Oh wait! I now recall of whom I speak.
XX
De Sade said I should welcome disarray;
That satirists need mayhem, amorality,
To prove the human being come the day
Will rapidly assume feral brutality
As our natural state. The mind holds sway
Only so far, he says: sin and venality
Will out: the rich and powerful can play with it;
The poor and weak will never get away with it.
XXI
I’ve argued with him for four years, still hoping
That he’s not right: that truth and justice win.
And that his clan, who’ve thrived by rope-a-doping,
Will at last meet their match; that they’ll begin
To see what they have done, and, far from moping,
Will seek amends for every wretched sin
They have committed. Or they’ll face the fury
Of jury after jury after jury.
XXII
After this month, aren’t smooth Ivanka’s branding
And silent Jared’s parsing up in smoke?
Aren’t Don Jr., Eric, and wives now standing
Among the ruins? Soon, they’ll be a joke—
A squabbling posse as they are disbanding.
Recriminations lurk. In one swift stroke
Their father slices off each pretty head:
As far they’re concerned, the future’s dead.
XXIII
Who’ll greet them now in Aspen or in Vale?
Who’ll join them shopping on Rodeo Drive,
Or Paris, London, Dubai, or Israel?
Who’d want a room or handbag they contrive
To thrust upon consumers? Who’d bewail
Their fate if they went bankrupt or spent five
Good years in Yankton, sewing postal sacks?
Who’d weep if they paid billions in back tax?
XXIV
Not me, for one: Let them get the cold shoulder,
Lament unto their audience of clods;
Let them grow poorer, sadder, weaker, older,
Shaking their fists at the unfaithful gods.
Let them become obscure, or slowly molder
Into fat gamblers playing with the odds
On tables in casinos: easy marks
Desperate for cash; impoverished by sharks.
XXV
Perhaps they’ll slip their anchors and set sail
For foreign shores, say China or Kuwait,
Where scruples aren’t so rigid; or avail
Themselves of Rio or the River Plate;
Or somewhere far beyond the moral pale
Where mobsters go to die. Let them berate
Each other for their failures and their graft.

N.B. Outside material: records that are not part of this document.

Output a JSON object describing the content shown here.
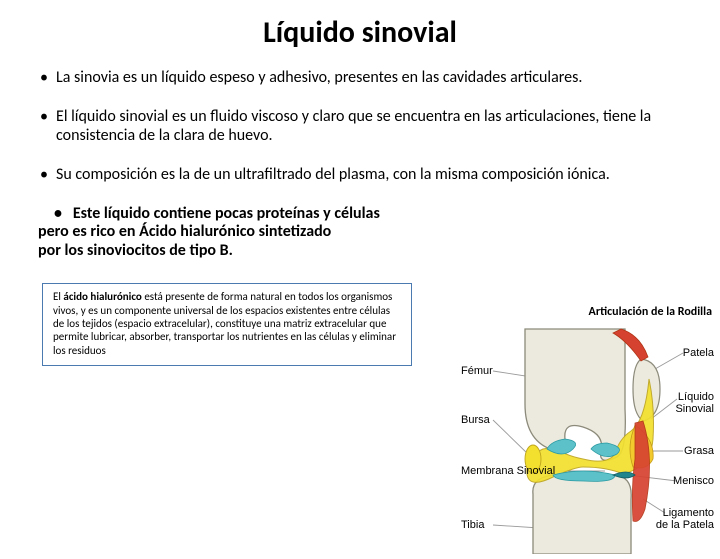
{
  "title": "Líquido sinovial",
  "bullets": [
    "La sinovia es un líquido espeso y adhesivo, presentes en las cavidades articulares.",
    "El líquido sinovial es un fluido viscoso y claro que se encuentra en las articulaciones, tiene la consistencia de la clara de huevo.",
    "Su composición es la de un ultrafiltrado del plasma, con la misma composición iónica."
  ],
  "bullet_last_lines": [
    "Este líquido contiene pocas proteínas y células",
    " pero es rico en Ácido hialurónico sintetizado",
    "por los sinoviocitos de tipo B."
  ],
  "callout_bold": "ácido hialurónico",
  "callout_prefix": "El ",
  "callout_rest": " está presente de forma natural en todos los organismos vivos, y es un componente universal de los espacios existentes entre células de los tejidos (espacio extracelular), constituye una matriz extracelular que permite lubricar, absorber, transportar los nutrientes en las células y eliminar los residuos",
  "diagram": {
    "title": "Articulación de la Rodilla",
    "labels": {
      "femur": "Fémur",
      "bursa": "Bursa",
      "membrana": "Membrana Sinovial",
      "tibia": "Tibia",
      "patela": "Patela",
      "liquido1": "Líquido",
      "liquido2": "Sinovial",
      "grasa": "Grasa",
      "menisco": "Menisco",
      "ligamento1": "Ligamento",
      "ligamento2": "de la Patela"
    },
    "colors": {
      "bone": "#eceade",
      "bone_outline": "#8c8a7a",
      "ligament_red": "#d64230",
      "ligament_dark": "#b03514",
      "synovial_yellow": "#f3e02e",
      "synovial_outline": "#bea51e",
      "cartilage": "#5dc1c9",
      "grasa": "#f3ca2e",
      "leader": "#9a9a9a"
    }
  }
}
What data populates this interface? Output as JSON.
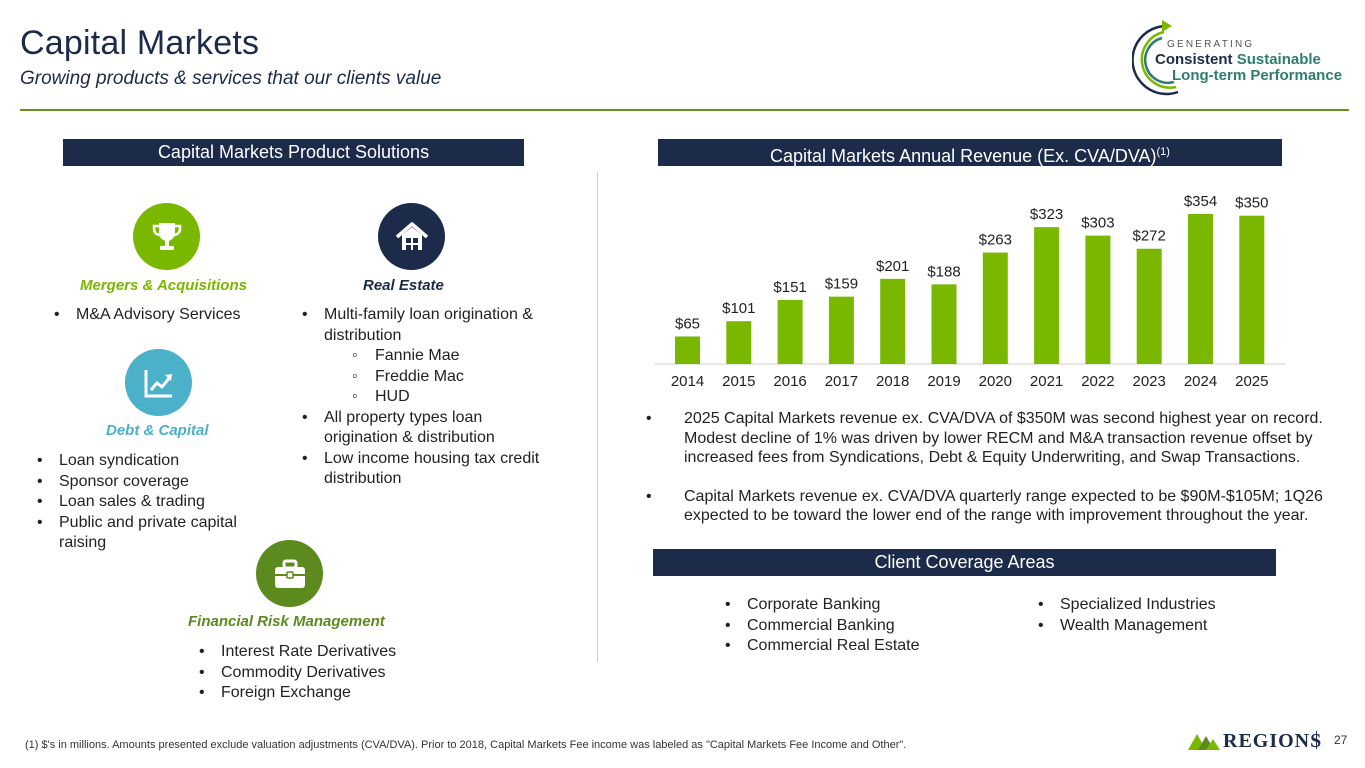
{
  "header": {
    "title": "Capital Markets",
    "subtitle": "Growing products & services that our clients value"
  },
  "logo": {
    "generating": "GENERATING",
    "consistent": "Consistent",
    "sustainable": "Sustainable",
    "long_term": "Long-term Performance"
  },
  "left_panel": {
    "header": "Capital Markets Product Solutions",
    "categories": {
      "ma": {
        "title": "Mergers & Acquisitions",
        "icon": "trophy-icon",
        "color": "#7ab800",
        "items": [
          "M&A Advisory Services"
        ]
      },
      "real_estate": {
        "title": "Real Estate",
        "icon": "house-icon",
        "color": "#1c2b4a",
        "items": [
          "Multi-family loan origination & distribution",
          "All property types loan origination & distribution",
          "Low income housing tax credit distribution"
        ],
        "sub_items": [
          "Fannie Mae",
          "Freddie Mac",
          "HUD"
        ]
      },
      "debt": {
        "title": "Debt & Capital",
        "icon": "trend-chart-icon",
        "color": "#4ab1c8",
        "items": [
          "Loan syndication",
          "Sponsor coverage",
          "Loan sales & trading",
          "Public and private capital raising"
        ]
      },
      "frm": {
        "title": "Financial Risk Management",
        "icon": "briefcase-icon",
        "color": "#5c8a1e",
        "items": [
          "Interest Rate Derivatives",
          "Commodity Derivatives",
          "Foreign Exchange"
        ]
      }
    }
  },
  "right_panel": {
    "chart_header": "Capital Markets Annual Revenue (Ex. CVA/DVA)",
    "chart_header_sup": "(1)",
    "notes": [
      "2025 Capital Markets revenue ex. CVA/DVA of $350M was second highest year on record. Modest decline of 1% was driven by lower RECM and M&A transaction revenue offset by increased fees from Syndications, Debt & Equity Underwriting, and Swap Transactions.",
      "Capital Markets revenue ex. CVA/DVA quarterly range expected to be $90M-$105M; 1Q26 expected to be toward the lower end of the range with improvement throughout the year."
    ],
    "coverage_header": "Client Coverage Areas",
    "coverage_col1": [
      "Corporate Banking",
      "Commercial Banking",
      "Commercial Real Estate"
    ],
    "coverage_col2": [
      "Specialized Industries",
      "Wealth Management"
    ]
  },
  "chart_data": {
    "type": "bar",
    "title": "Capital Markets Annual Revenue (Ex. CVA/DVA)",
    "xlabel": "",
    "ylabel": "",
    "categories": [
      "2014",
      "2015",
      "2016",
      "2017",
      "2018",
      "2019",
      "2020",
      "2021",
      "2022",
      "2023",
      "2024",
      "2025"
    ],
    "values": [
      65,
      101,
      151,
      159,
      201,
      188,
      263,
      323,
      303,
      272,
      354,
      350
    ],
    "labels": [
      "$65",
      "$101",
      "$151",
      "$159",
      "$201",
      "$188",
      "$263",
      "$323",
      "$303",
      "$272",
      "$354",
      "$350"
    ],
    "ylim": [
      0,
      354
    ],
    "grid": false,
    "bar_color": "#7ab800"
  },
  "footer": {
    "footnote": "(1) $'s in millions. Amounts presented exclude valuation adjustments (CVA/DVA). Prior to 2018, Capital Markets Fee income was labeled as \"Capital Markets Fee Income and Other\".",
    "brand": "REGIONS",
    "page_number": "27"
  },
  "colors": {
    "navy": "#1c2b4a",
    "green": "#7ab800",
    "dark_green": "#5c8a1e",
    "teal": "#4ab1c8"
  }
}
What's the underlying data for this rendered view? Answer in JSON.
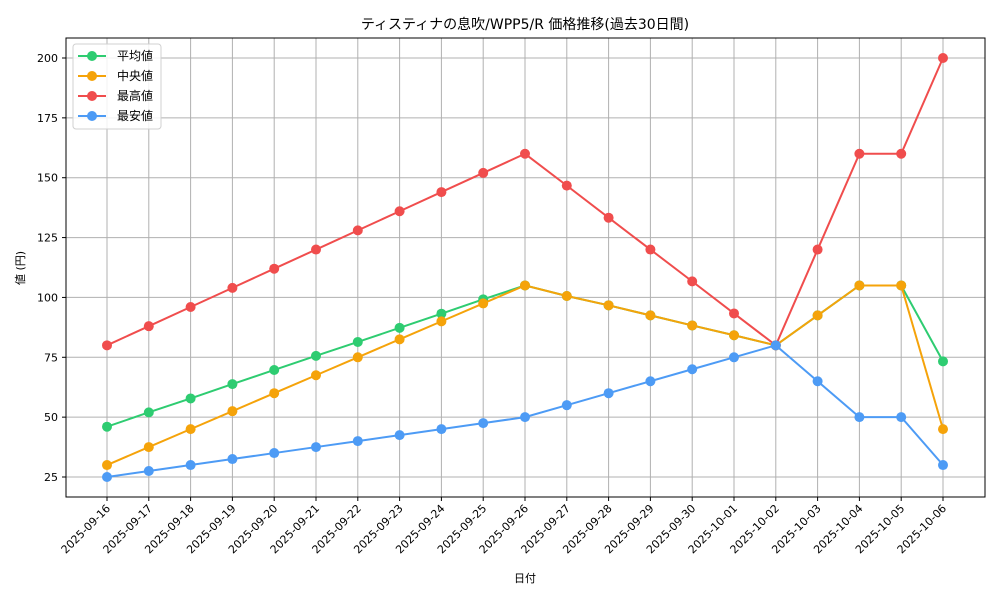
{
  "chart_data": {
    "type": "line",
    "title": "ティスティナの息吹/WPP5/R 価格推移(過去30日間)",
    "xlabel": "日付",
    "ylabel": "値 (円)",
    "ylim": [
      16,
      209
    ],
    "yticks": [
      25,
      50,
      75,
      100,
      125,
      150,
      175,
      200
    ],
    "grid": true,
    "legend_position": "upper left",
    "x": [
      "2025-09-16",
      "2025-09-17",
      "2025-09-18",
      "2025-09-19",
      "2025-09-20",
      "2025-09-21",
      "2025-09-22",
      "2025-09-23",
      "2025-09-24",
      "2025-09-25",
      "2025-09-26",
      "2025-09-27",
      "2025-09-28",
      "2025-09-29",
      "2025-09-30",
      "2025-10-01",
      "2025-10-02",
      "2025-10-03",
      "2025-10-04",
      "2025-10-05",
      "2025-10-06"
    ],
    "series": [
      {
        "name": "平均値",
        "color": "#2ecc71",
        "values": [
          46,
          52,
          57.8,
          63.8,
          69.7,
          75.6,
          81.4,
          87.3,
          93.2,
          99.2,
          105,
          100.6,
          96.7,
          92.5,
          88.3,
          84.2,
          80,
          92.5,
          105,
          105,
          73.3
        ]
      },
      {
        "name": "中央値",
        "color": "#f5a30a",
        "values": [
          30,
          37.5,
          45,
          52.5,
          60,
          67.5,
          75,
          82.5,
          90,
          97.5,
          105,
          100.6,
          96.7,
          92.5,
          88.3,
          84.2,
          80,
          92.5,
          105,
          105,
          45
        ]
      },
      {
        "name": "最高値",
        "color": "#f04d4d",
        "values": [
          80,
          88,
          96,
          104,
          112,
          120,
          128,
          136,
          144,
          152,
          160,
          146.7,
          133.3,
          120,
          106.7,
          93.3,
          80,
          120,
          160,
          160,
          200
        ]
      },
      {
        "name": "最安値",
        "color": "#4d9bf5",
        "values": [
          25,
          27.5,
          30,
          32.5,
          35,
          37.5,
          40,
          42.5,
          45,
          47.5,
          50,
          55,
          60,
          65,
          70,
          75,
          80,
          65,
          50,
          50,
          30
        ]
      }
    ]
  }
}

I hope their homes are badly understaffed.
XXVI
But I’m not optimistic. He may run again,
Unless he is impeached and then convicted.

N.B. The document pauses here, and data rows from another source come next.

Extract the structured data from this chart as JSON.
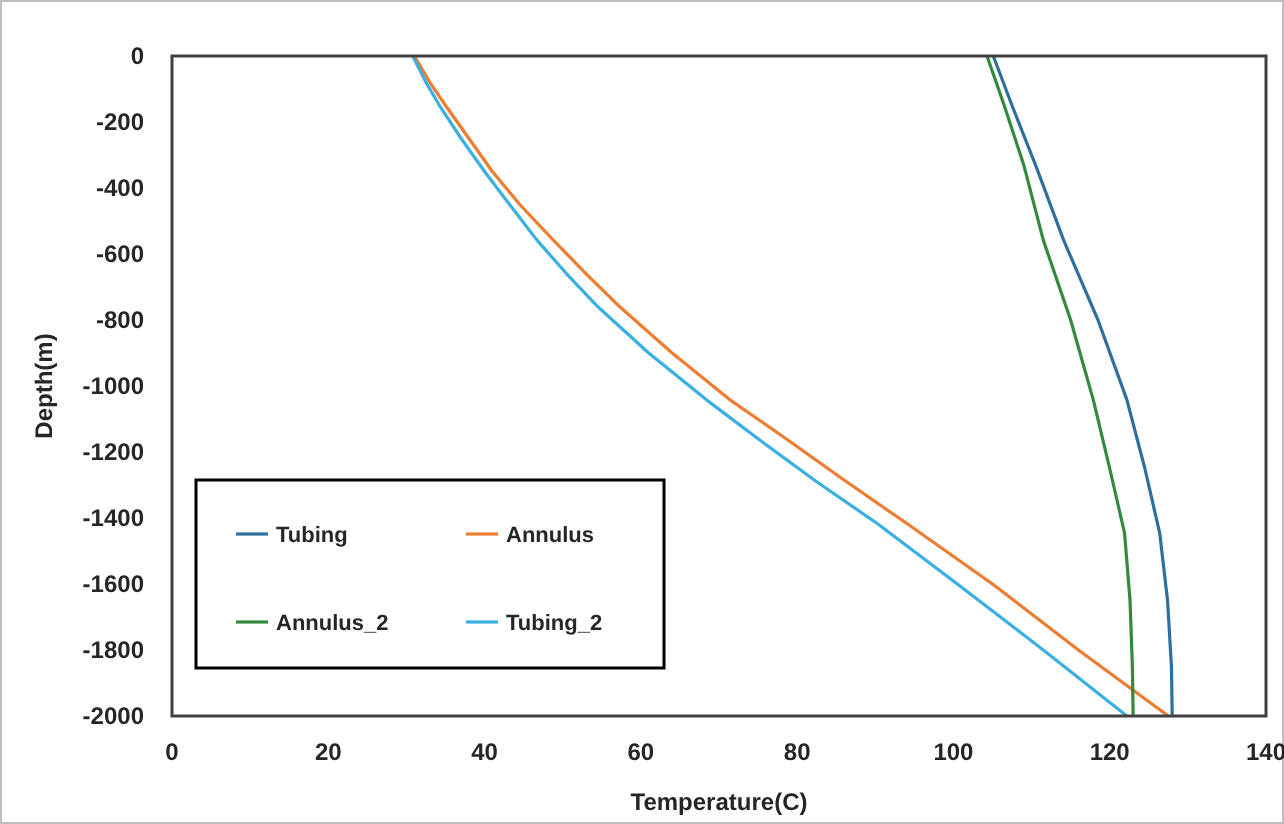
{
  "chart_data": {
    "type": "line",
    "xlabel": "Temperature(C)",
    "ylabel": "Depth(m)",
    "xlim": [
      0,
      140
    ],
    "xticks": [
      0,
      20,
      40,
      60,
      80,
      100,
      120,
      140
    ],
    "ylim": [
      -2000,
      0
    ],
    "yticks": [
      -2000,
      -1800,
      -1600,
      -1400,
      -1200,
      -1000,
      -800,
      -600,
      -400,
      -200,
      0
    ],
    "grid": false,
    "legend": "bottom left",
    "marker": "none",
    "line_style": "solid",
    "series": [
      {
        "name": "Tubing",
        "color": "#2e6f9e",
        "x": [
          105.1,
          107.5,
          110.5,
          114.1,
          118.5,
          122.2,
          124.5,
          126.4,
          127.4,
          127.9,
          128
        ],
        "values": [
          0,
          -150,
          -330,
          -558,
          -800,
          -1042,
          -1250,
          -1446,
          -1650,
          -1850,
          -2000
        ]
      },
      {
        "name": "Annulus",
        "color": "#ed7d31",
        "x": [
          31,
          33,
          35.1,
          38,
          41,
          44.5,
          48.8,
          53,
          57.3,
          64,
          71.4,
          78,
          86,
          94,
          105,
          116,
          127.5
        ],
        "values": [
          0,
          -80,
          -153,
          -250,
          -350,
          -450,
          -558,
          -660,
          -760,
          -900,
          -1042,
          -1150,
          -1285,
          -1416,
          -1600,
          -1800,
          -2000
        ]
      },
      {
        "name": "Annulus_2",
        "color": "#338a3e",
        "x": [
          104.3,
          106.5,
          109,
          111.5,
          115,
          117.9,
          120,
          121.9,
          122.6,
          122.9,
          123
        ],
        "values": [
          0,
          -150,
          -330,
          -558,
          -800,
          -1042,
          -1250,
          -1446,
          -1650,
          -1850,
          -2000
        ]
      },
      {
        "name": "Tubing_2",
        "color": "#3ab0e2",
        "x": [
          30.8,
          32.5,
          34.3,
          37,
          40,
          43.2,
          46.7,
          50.5,
          54.5,
          61,
          68.4,
          75,
          82.5,
          90.2,
          100.5,
          111.5,
          122.2
        ],
        "values": [
          0,
          -80,
          -153,
          -250,
          -350,
          -450,
          -558,
          -660,
          -760,
          -900,
          -1042,
          -1160,
          -1290,
          -1416,
          -1600,
          -1800,
          -2000
        ]
      }
    ]
  }
}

I can’t believe that he would find it fun again,
I’d hope his family would be conflicted.
God, he might even win, be Number One again,
And what revenge he’d wreak! How unrestricted
He’d think he was against the status quo.

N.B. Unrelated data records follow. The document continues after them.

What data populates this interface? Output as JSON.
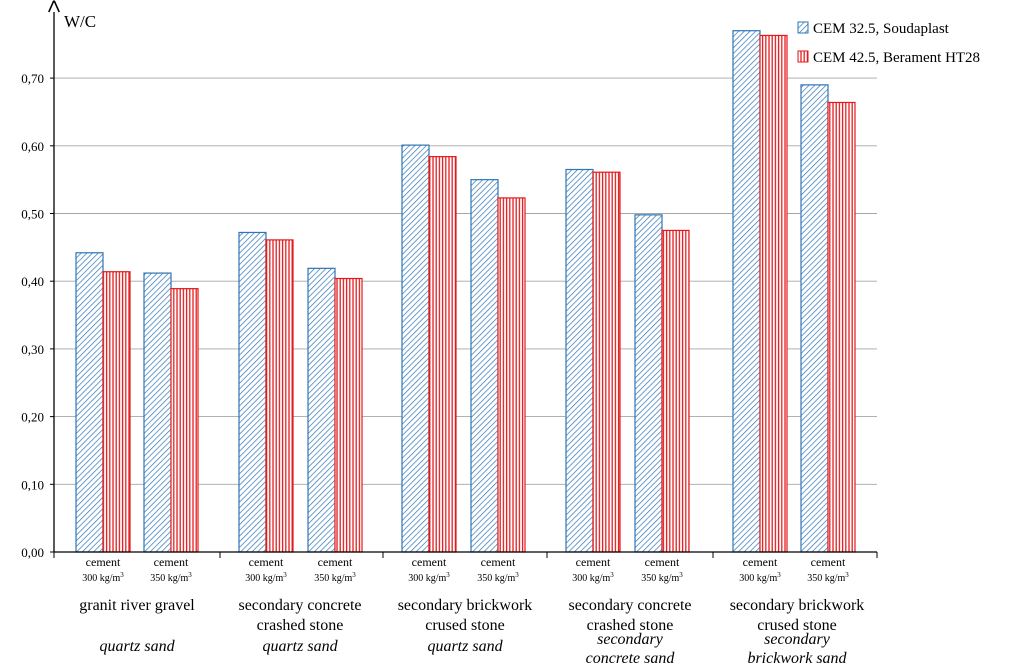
{
  "chart_data": {
    "type": "bar",
    "ylabel": "W/C",
    "ylim": [
      0,
      0.77
    ],
    "yticks": [
      "0,00",
      "0,10",
      "0,20",
      "0,30",
      "0,40",
      "0,50",
      "0,60",
      "0,70"
    ],
    "grid": true,
    "legend_position": "top-right",
    "series": [
      {
        "name": "CEM 32.5, Soudaplast",
        "color": "#2e75b6",
        "values": [
          0.442,
          0.412,
          0.472,
          0.419,
          0.601,
          0.55,
          0.565,
          0.498,
          0.77,
          0.69
        ]
      },
      {
        "name": "CEM 42.5, Berament HT28",
        "color": "#e31a1c",
        "values": [
          0.414,
          0.389,
          0.461,
          0.404,
          0.584,
          0.523,
          0.561,
          0.475,
          0.763,
          0.664
        ]
      }
    ],
    "categories": [
      {
        "line1": "cement",
        "line2": "300 kg/m",
        "sup": "3"
      },
      {
        "line1": "cement",
        "line2": "350 kg/m",
        "sup": "3"
      },
      {
        "line1": "cement",
        "line2": "300 kg/m",
        "sup": "3"
      },
      {
        "line1": "cement",
        "line2": "350 kg/m",
        "sup": "3"
      },
      {
        "line1": "cement",
        "line2": "300 kg/m",
        "sup": "3"
      },
      {
        "line1": "cement",
        "line2": "350 kg/m",
        "sup": "3"
      },
      {
        "line1": "cement",
        "line2": "300 kg/m",
        "sup": "3"
      },
      {
        "line1": "cement",
        "line2": "350 kg/m",
        "sup": "3"
      },
      {
        "line1": "cement",
        "line2": "300 kg/m",
        "sup": "3"
      },
      {
        "line1": "cement",
        "line2": "350 kg/m",
        "sup": "3"
      }
    ],
    "groups": [
      {
        "aggregate": [
          "granit river gravel"
        ],
        "sand": [
          "quartz sand"
        ]
      },
      {
        "aggregate": [
          "secondary  concrete",
          "crashed stone"
        ],
        "sand": [
          "quartz sand"
        ]
      },
      {
        "aggregate": [
          "secondary brickwork",
          "crused stone"
        ],
        "sand": [
          "quartz sand"
        ]
      },
      {
        "aggregate": [
          "secondary  concrete",
          "crashed stone"
        ],
        "sand": [
          "secondary",
          "concrete sand"
        ]
      },
      {
        "aggregate": [
          "secondary brickwork",
          "crused stone"
        ],
        "sand": [
          "secondary",
          "brickwork sand"
        ]
      }
    ]
  }
}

What little that remains would quickly go.
XXVII
I hope before then some palsy will grab him,
The courts will send him rapidly to jail.
Perhaps some lunatic will shoot or stab him
Or mug him or subject him to blackmail.
Maybe, like Al Capone, the Feds will nab him
On some weak, minor charge—but that the bail
Will ruin him. I wish for him to sit
In prison until he is sick of it.
XXVIII
And yet, I worry that this putsch will be
The Munich Beer Hall, and in a decade
He’ll rise again and this time we will see
The Reichstag fire. This living hand grenade
Will overturn the state, democracy,
And liberty; the elites and mob persuade
That he’s the savior; and thereby create
A Nazi state to Make America Great.
XXIX
Or if not him, then someone younger, smarter:
A fascist plausible and smooth of tongue.
Someone who doesn’t have to play the martyr;
Who’s thicker-skinned and not so easily stung.
More disciplined and ruthless than a Tatar;
Who speaks the language of the lowest rung,
But satisfies the oligarchs he needs
To keep him safe and ensure he succeeds.
XXX
Is this decade the Weimar interstice:
A fractured flowering of art and pleasure?
Of governmental weakness, freedom, vice,
Boundaries broken, laxity, and leisure?
Will we one day distinguish the precise
Moment that we arrived at the last measure
When jazz morphed into Triumph of the Will,
And we were forced to pay the total bill?
XXXI
Does that await? Until then, bruised and battered,
We start a new administration, mourn
Five hundred thousand dead, a country shattered.
So much was lost, so many are forlorn:
Did all of this occur because he flattered
Himself he could play president, and scorn
Those who did not believe him? If so, how
High was the price! And where do we go now?